Johnson Neil, Vandigo Joe, de Carvalho Fernanda, Gorre Celina, Hall Tanya, Hennessy Susan E, Kazi Dhruv S, Kotseva Kornelia, Petrie Patsy, Kelly David, Saxena Ankita, Oehrlein Elisabeth M
Global Heart Hub, Galway, Connacht, Ireland.
Applied Patient Experience, Washington, DC, United States of America.
Glob Heart. 2025 Jul 15;20(1):63. doi: 10.5334/gh.1441. eCollection 2025.
Elevated low-density lipoprotein cholesterol (LDL-C) levels are a leading risk factor for atherosclerotic cardiovascular disease (ASCVD), a major global cause of illness and death. Patients' qualitative insights about experiences, priorities, and needs are essential for creating more targeted, patient-centered quality improvement interventions.
To document the experiences of people with high levels of low-density LDL-C in three countries.
Qualitative study of 60-min in-depth interviews with 50 adult patients from Australia, Brazil, and the United States. The study was overseen by a Steering Committee comprising patients, patient advocates, researchers, and cardiologists. The interviews explored pathways and barriers to high LDL-C diagnosis; the burden of managing high LDL-C and the awareness of the association between high LDL-C and cardiovascular risks. The data were analyzed by applying a structured, team-based approach to coding qualitative data.
There were three main pathways to diagnosing high cholesterol: routine physical exams conducted by primary care providers; symptomatic presentations or incidental findings during emergency visits and through a healthcare visit for another condition, frequently diabetes. Healthcare providers' communication styles influenced patients' perceptions of their conditions. Two-thirds of participants ( = 33) attempted lifestyle changes after their high cholesterol diagnosis, but work schedules and daily routines posed barriers to maintaining healthy habits. Some participants who experienced ASCVD events waited hours or days before seeking care, assuming their symptoms were not serious. After diagnosis of an ASCVD event, many patients feared death and worried about their families' futures. When asked about potential improvements to their current therapy, 21 patients mentioned reduced administration frequency.

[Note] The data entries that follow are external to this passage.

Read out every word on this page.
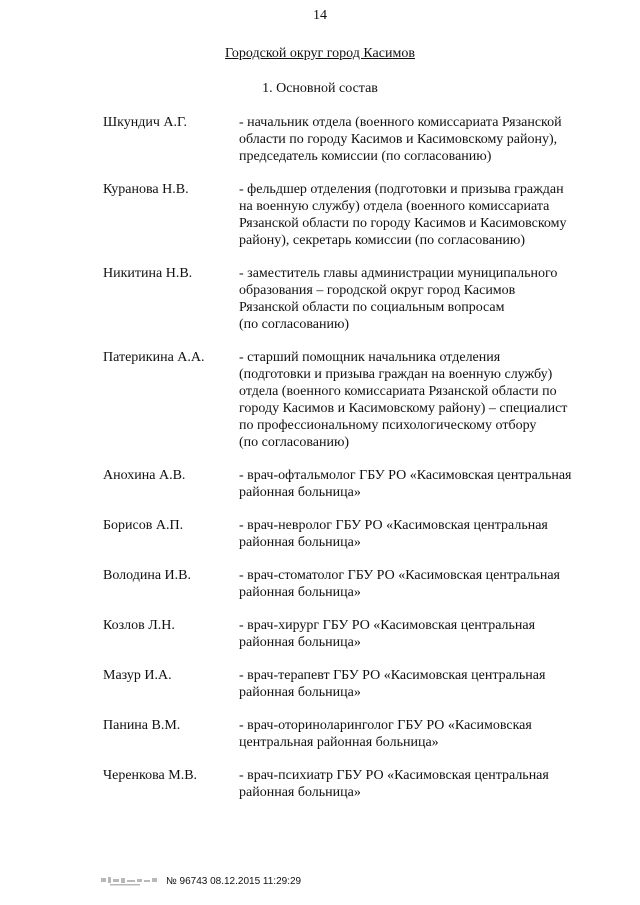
14
Городской округ город Касимов
1. Основной состав
Шкундич А.Г.	- начальник отдела (военного комиссариата Рязанской
области по городу Касимов и Касимовскому району),
председатель комиссии (по согласованию)
Куранова Н.В.	- фельдшер отделения (подготовки и призыва граждан
на военную службу) отдела (военного комиссариата
Рязанской области по городу Касимов и Касимовскому
району), секретарь комиссии (по согласованию)
Никитина Н.В.	- заместитель главы администрации муниципального
образования – городской округ город Касимов
Рязанской области по социальным вопросам
(по согласованию)
Патерикина А.А.	- старший помощник начальника отделения
(подготовки и призыва граждан на военную службу)
отдела (военного комиссариата Рязанской области по
городу Касимов и Касимовскому району) – специалист
по профессиональному психологическому отбору
(по согласованию)
Анохина А.В.	- врач-офтальмолог ГБУ РО «Касимовская центральная
районная больница»
Борисов А.П.	- врач-невролог ГБУ РО «Касимовская центральная
районная больница»
Володина И.В.	- врач-стоматолог ГБУ РО «Касимовская центральная
районная больница»
Козлов Л.Н.	- врач-хирург ГБУ РО «Касимовская центральная
районная больница»
Мазур И.А.	- врач-терапевт ГБУ РО «Касимовская центральная
районная больница»
Панина В.М.	- врач-оториноларинголог ГБУ РО «Касимовская
центральная районная больница»
Черенкова М.В.	- врач-психиатр ГБУ РО «Касимовская центральная
районная больница»
№ 96743 08.12.2015 11:29:29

This pilot study provides insights into patients' experiences living with and managing elevated LDL-C. It describes opportunities for policymakers and healthcare providers to improve the detection of elevated LDL-C and support patients in understanding risks and strategies for reducing the risk of ASCVD events.
低密度脂蛋白胆固醇(LDL-C)水平升高是动脉粥样硬化性心血管疾病(ASCVD)的主要危险因素,ASCVD是全球疾病和死亡的主要原因。患者对经历、优先事项和需求的定性见解对于制定更具针对性、以患者为中心的质量改进干预措施至关重要。
记录三个国家中低密度LDL-C水平高的人群的经历。
对来自澳大利亚、巴西和美国的50名成年患者进行60分钟深入访谈的定性研究。该研究由一个包括患者、患者权益倡导者、研究人员和心脏病专家的指导委员会监督。访谈探讨了高LDL-C诊断的途径和障碍;管理高LDL-C的负担以及对高LDL-C与心血管风险之间关联的认识。通过应用基于团队的结构化方法对定性数据进行编码来分析数据。
诊断高胆固醇有三种主要途径:初级保健提供者进行的常规体检;急诊就诊期间的症状表现或偶然发现,以及因另一种疾病(通常是糖尿病)进行的医疗就诊。医疗保健提供者的沟通方式影响患者对自身病情的认知。三分之二的参与者(n = 33)在被诊断出高胆固醇后尝试改变生活方式,但工作时间表和日常事务对保持健康习惯构成了障碍。一些经历过ASCVD事件的参与者在寻求治疗前等待了数小时或数天,认为自己的症状不严重。在被诊断出ASCVD事件后,许多患者害怕死亡并担心家人的未来。当被问及对当前治疗的潜在改进时,21名患者提到了减少给药频率。
这项试点研究提供了对患者在生活中应对和管理升高的LDL-C的经历的见解。它描述了政策制定者和医疗保健提供者改善高LDL-C检测并支持患者理解风险以及降低ASCVD事件风险策略的机会。